0
votes

Neo4j and Cypher gurus,

I am using Neo4j, Elasticsearch and Spring Data Neo4j. I have entity nodes which are related to each other. On the relationship there is a count field which is the total number of relationships between two entities. I am using the following Cypher to bring back the top 50 relationships for a entity:

MATCH (e1:Entity)-[r1:RELATED_TO]-(e2:Entity)
WHERE e1.uuid = '<ENTITY_ID>'
RETURN e1,r1,e2
ORDER BY r1.count DESC
LIMIT 50

Now what I would like to do is visualise a time based graph for the entity by bringing back the top 50 relationships for the last week (last month etc). I am not storing time series data in Neo4j, only the total count for the relationship. The time series data is stored in an Elasticsearch index with the following format.

Date, entityOrRelationshipId, startId, endId, type

Each time a relationship is updated, a row is inserted into the index with the datetime, relationshipId and entityId.

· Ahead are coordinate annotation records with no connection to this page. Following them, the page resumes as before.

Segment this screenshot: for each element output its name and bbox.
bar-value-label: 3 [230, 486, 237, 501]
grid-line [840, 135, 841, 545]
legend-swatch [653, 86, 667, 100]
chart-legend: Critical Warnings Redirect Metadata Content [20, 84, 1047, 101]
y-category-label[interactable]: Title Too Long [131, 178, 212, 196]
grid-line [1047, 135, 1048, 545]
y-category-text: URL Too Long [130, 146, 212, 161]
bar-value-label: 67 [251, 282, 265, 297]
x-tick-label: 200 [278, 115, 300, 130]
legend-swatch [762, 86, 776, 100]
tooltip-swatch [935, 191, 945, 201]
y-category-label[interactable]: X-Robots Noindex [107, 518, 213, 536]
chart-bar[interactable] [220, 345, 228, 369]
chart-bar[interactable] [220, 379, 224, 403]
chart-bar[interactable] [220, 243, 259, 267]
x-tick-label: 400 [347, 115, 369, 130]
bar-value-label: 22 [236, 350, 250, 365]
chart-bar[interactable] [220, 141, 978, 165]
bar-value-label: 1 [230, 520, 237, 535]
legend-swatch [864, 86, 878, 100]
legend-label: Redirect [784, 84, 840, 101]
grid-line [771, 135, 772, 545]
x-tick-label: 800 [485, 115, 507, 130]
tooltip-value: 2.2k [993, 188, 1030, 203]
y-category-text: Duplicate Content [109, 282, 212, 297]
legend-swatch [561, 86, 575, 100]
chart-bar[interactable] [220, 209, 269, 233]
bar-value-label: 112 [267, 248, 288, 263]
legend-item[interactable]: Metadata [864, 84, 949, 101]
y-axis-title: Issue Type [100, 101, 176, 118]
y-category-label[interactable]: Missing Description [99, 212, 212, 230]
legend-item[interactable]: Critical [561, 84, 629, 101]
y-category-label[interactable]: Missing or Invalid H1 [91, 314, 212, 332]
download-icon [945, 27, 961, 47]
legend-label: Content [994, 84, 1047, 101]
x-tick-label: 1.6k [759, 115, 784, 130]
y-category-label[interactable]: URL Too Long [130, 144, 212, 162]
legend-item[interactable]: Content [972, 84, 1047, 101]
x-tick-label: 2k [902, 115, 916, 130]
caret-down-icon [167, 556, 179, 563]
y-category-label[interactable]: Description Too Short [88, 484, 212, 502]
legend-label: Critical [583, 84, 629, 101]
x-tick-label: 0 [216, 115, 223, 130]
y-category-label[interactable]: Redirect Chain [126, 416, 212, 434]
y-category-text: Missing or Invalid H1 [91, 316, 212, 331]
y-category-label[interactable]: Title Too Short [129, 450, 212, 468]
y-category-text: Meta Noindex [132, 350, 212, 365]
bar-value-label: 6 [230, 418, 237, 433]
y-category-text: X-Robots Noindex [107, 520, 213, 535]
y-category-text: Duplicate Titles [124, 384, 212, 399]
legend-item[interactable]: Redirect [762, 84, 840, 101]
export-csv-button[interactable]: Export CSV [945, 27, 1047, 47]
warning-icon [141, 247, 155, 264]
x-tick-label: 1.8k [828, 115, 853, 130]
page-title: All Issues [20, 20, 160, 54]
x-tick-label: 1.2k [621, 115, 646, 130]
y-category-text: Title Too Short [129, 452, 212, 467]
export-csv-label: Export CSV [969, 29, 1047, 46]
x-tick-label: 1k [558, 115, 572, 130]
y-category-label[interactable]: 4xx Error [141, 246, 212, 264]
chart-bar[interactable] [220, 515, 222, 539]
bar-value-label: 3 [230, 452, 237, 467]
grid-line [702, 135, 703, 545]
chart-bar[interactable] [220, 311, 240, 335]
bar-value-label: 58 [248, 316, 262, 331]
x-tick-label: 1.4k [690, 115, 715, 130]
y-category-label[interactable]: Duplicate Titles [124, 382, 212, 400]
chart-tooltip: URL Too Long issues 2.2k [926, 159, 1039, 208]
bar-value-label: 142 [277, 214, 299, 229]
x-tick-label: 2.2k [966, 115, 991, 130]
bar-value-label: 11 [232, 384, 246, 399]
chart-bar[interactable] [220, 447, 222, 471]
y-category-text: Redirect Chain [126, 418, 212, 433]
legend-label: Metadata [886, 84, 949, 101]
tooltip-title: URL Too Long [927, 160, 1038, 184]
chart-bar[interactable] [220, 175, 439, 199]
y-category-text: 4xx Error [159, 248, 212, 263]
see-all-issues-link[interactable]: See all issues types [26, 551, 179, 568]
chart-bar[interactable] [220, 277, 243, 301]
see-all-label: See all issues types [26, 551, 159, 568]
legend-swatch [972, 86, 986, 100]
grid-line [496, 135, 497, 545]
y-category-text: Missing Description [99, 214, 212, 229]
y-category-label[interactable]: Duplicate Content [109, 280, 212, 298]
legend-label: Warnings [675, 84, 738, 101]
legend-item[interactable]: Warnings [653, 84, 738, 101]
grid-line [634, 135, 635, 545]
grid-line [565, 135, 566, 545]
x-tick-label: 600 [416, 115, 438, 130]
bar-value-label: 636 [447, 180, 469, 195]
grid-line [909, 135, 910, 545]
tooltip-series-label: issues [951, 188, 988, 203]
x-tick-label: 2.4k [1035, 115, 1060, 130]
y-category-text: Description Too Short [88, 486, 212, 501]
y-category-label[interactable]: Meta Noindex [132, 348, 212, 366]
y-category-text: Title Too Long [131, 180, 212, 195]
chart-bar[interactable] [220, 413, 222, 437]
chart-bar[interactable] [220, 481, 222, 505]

The relationship count can be searched and aggregated using the following Elasticsearch query:

GET localhost:9200/trends/_search

{
    "size": 0,
    "query": {
        "bool": {
            "must": [
                {
                    "term": {
                        "type": "RELATIONSHIP"
                    }
                },
                {
                    "range": {
                        "date": {
                            "gte": "2020-04-01T00:00:00.000+00:00",
                            "lt": "2020-04-28T00:00:00.000+00:00"
                        }
                    }
                },
                {
                    "bool": {
                        "should": [
                            { "term": { "startId": "<ENTITY_ID>"} },
                            { "term": { "endId": "<ENTITY_ID>" } }
                        ]
                    }
                }
            ]
        }
    },
    "aggs": {
        "my_rels": {
            "terms": {
                "field": "entityOrRelationshipId",
                "size": 50
            }
        }
    }
} 

This produces the following results with counts (doc_count) for each relationship id for a certain date range:

{
    "took": 5,
    "timed_out": false,
    "_shards": {
        "total": 5,
        "successful": 5,
        "skipped": 0,
        "failed": 0
    },
    "hits": {
        "total": 2273,
        "max_score": 0.0,
        "hits": []
    },
    "aggregations": {
        "my_rels": {
            "doc_count_error_upper_bound": 0,
            "sum_other_doc_count": 145,
            "buckets": [
                {
                    "key": "2fa94be4-828b-4a20-b5f8-4965d5516149",
                    "doc_count": 303
                },
                {
                    "key": "74fb5f46-a6e8-41a8-bd11-cb374324b285",
                    "doc_count": 197
                },
                {
                    "key": "dc57fdcf-ea88-4808-9310-4e09d368e743",
                    "doc_count": 178
                },
                {
                    "key": "c4fbda1f-717e-4422-bc10-66ca6a6f39d7",
                    "doc_count": 79
                },
                etc.

            ]
        }
    }
}

Using the Neo4J APOC library, how would I combine the Elasticsearch count results into my Cypher query without having to store the count values in Neo4J?

Any help would be much appreciated.

1

1 Answers

0
votes

Assuming that:

  • RELATED_TO relationships have a uuid property for the relationship id, and
  • the Entity id and the "buckets" list are passed to the query as the parameters entityId and buckets, this should work:

    UNWIND $buckets AS b
    MATCH (e1:Entity)-[r1:RELATED_TO]-(e2)
    WHERE e1.uuid = $entityId AND r1.uuid = b.key
    RETURN e1, r1, e2, b.doc_count AS count
    ORDER BY count DESC
    

The LIMIT clause is not needed, since the number of result rows will be determined by the size of the buckets list.